DPD RI – Konflik agraria yang terjadi dalam beberapa waktu belakangan ini, membuat Senator Papua Barat, Filep Wamafma angkat bicara. Menurutnya, salah satu penyebab dari berulangnya konflik agraria tersebut disebabkan oleh lambannya pemerintah menuntaskan persoalan Hak Guna Usaha (HGU).
“Pemerintah memang sangat lamban. Konflik berulang karena mitigasi resiko pemerintah tidak berjalan dengan baik. Padahal masalah HGU di daerah-daerah di Indonesia ini sudah berlarut-larut,” ujarnya saat diwawancarai media (6/10/2023).
“Hasil pemeriksaan KPK saja menemukan ada 8,3 juta hektar (ha) lahan HGU yang belum terpetakan sehingga menimbulkan konflik vertikal. Proses sertifikat luas HGU di Indonesia masih banyak yang belum terpetakan. Ada 1700-an sertifikat yang bermasalah begitu. Kalau kita cek lebih jauh, konfliknya terjadi karena pengukuran tanah HGU sebelumnya masih berdasarkan tanda alam, belum menggunakan sistem proyeksi TM-3 dan karena terbitnya SK penetapan Kawasan Hutan dan Perda RTRW kawasan hutan setelah HGU terbit,” jelas Filep.
Lebih lanjut, Filep menegaskan bahwa seharusnya analisis KPK itu dijadikan dasar untuk membuat kebijakan yang pro rakyat.

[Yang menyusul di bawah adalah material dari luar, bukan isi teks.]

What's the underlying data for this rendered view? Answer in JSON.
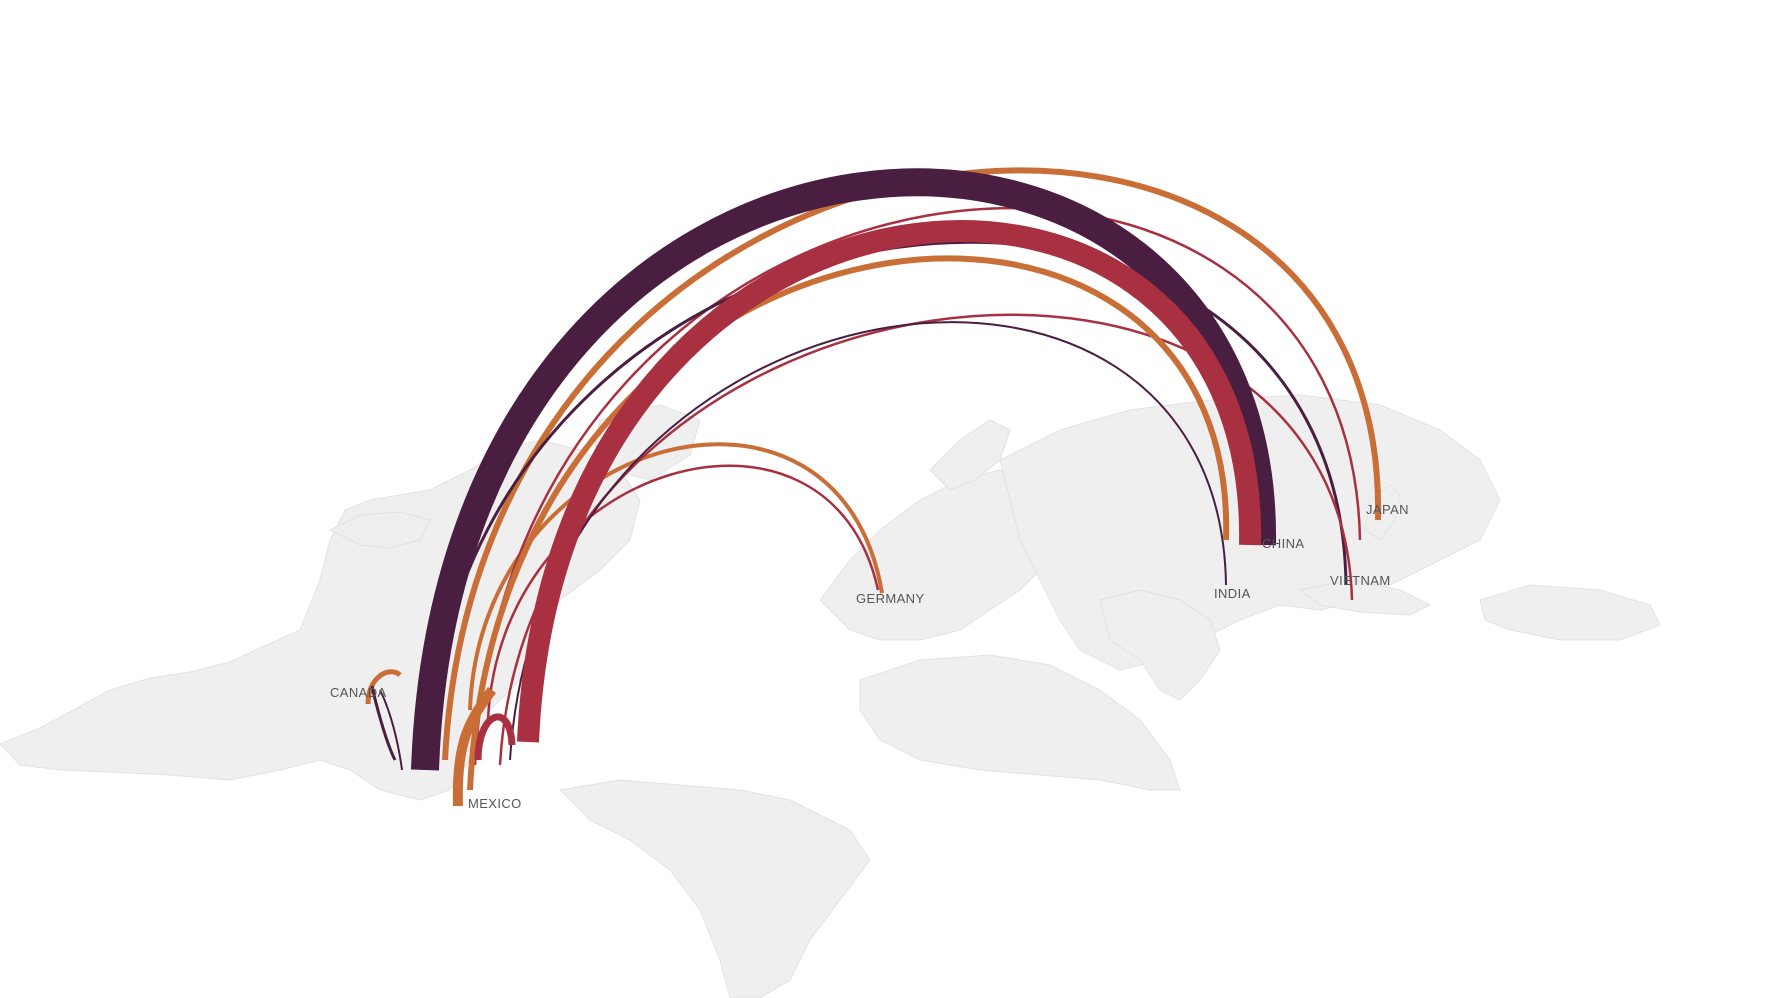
{
  "colors": {
    "land": "#efefef",
    "land_border": "#e2e2e2",
    "label": "#555555",
    "flow_dark": "#4a1e40",
    "flow_red": "#a93040",
    "flow_orange": "#c96e36"
  },
  "labels": {
    "canada": "CANADA",
    "mexico": "MEXICO",
    "germany": "GERMANY",
    "china": "CHINA",
    "india": "INDIA",
    "japan": "JAPAN",
    "vietnam": "VIETNAM"
  }
}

Pasalnya, sebagai wakil daerah, dirinya kerap menerima keluhan dari masyarakat terkait masalah HGU tersebut.
“Hasil KPK itu seharusnya segera ditindaklanjuti. Saya menerima aspirasi dari masyarakat terkait konflik HGU ini. Maka tentu saya meminta supaya Pemerintah segera tuntaskan persoalan HGU dan persoalan tanah terlantar agar tidak menciptakan konflik antara pemerintah dan masyarakat,” tambah Filep lagi.
“Di sisi lain, meskipun HGU berkaitan dengan investasi, namun investasi tidak boleh meniadakan perindungan dan pengayoman pada masyarakat. Investasi itu penting tetapi jauh lebih penting adalah bagaimana warga negara diberikan jaminan dan perlindungan oleh Negara,” tegas Filep.
Sebagai solusi atas permasalahan ini, Senator Papua Barat itu meminta agar Pemerintah segera mengambil kebijakan taktis.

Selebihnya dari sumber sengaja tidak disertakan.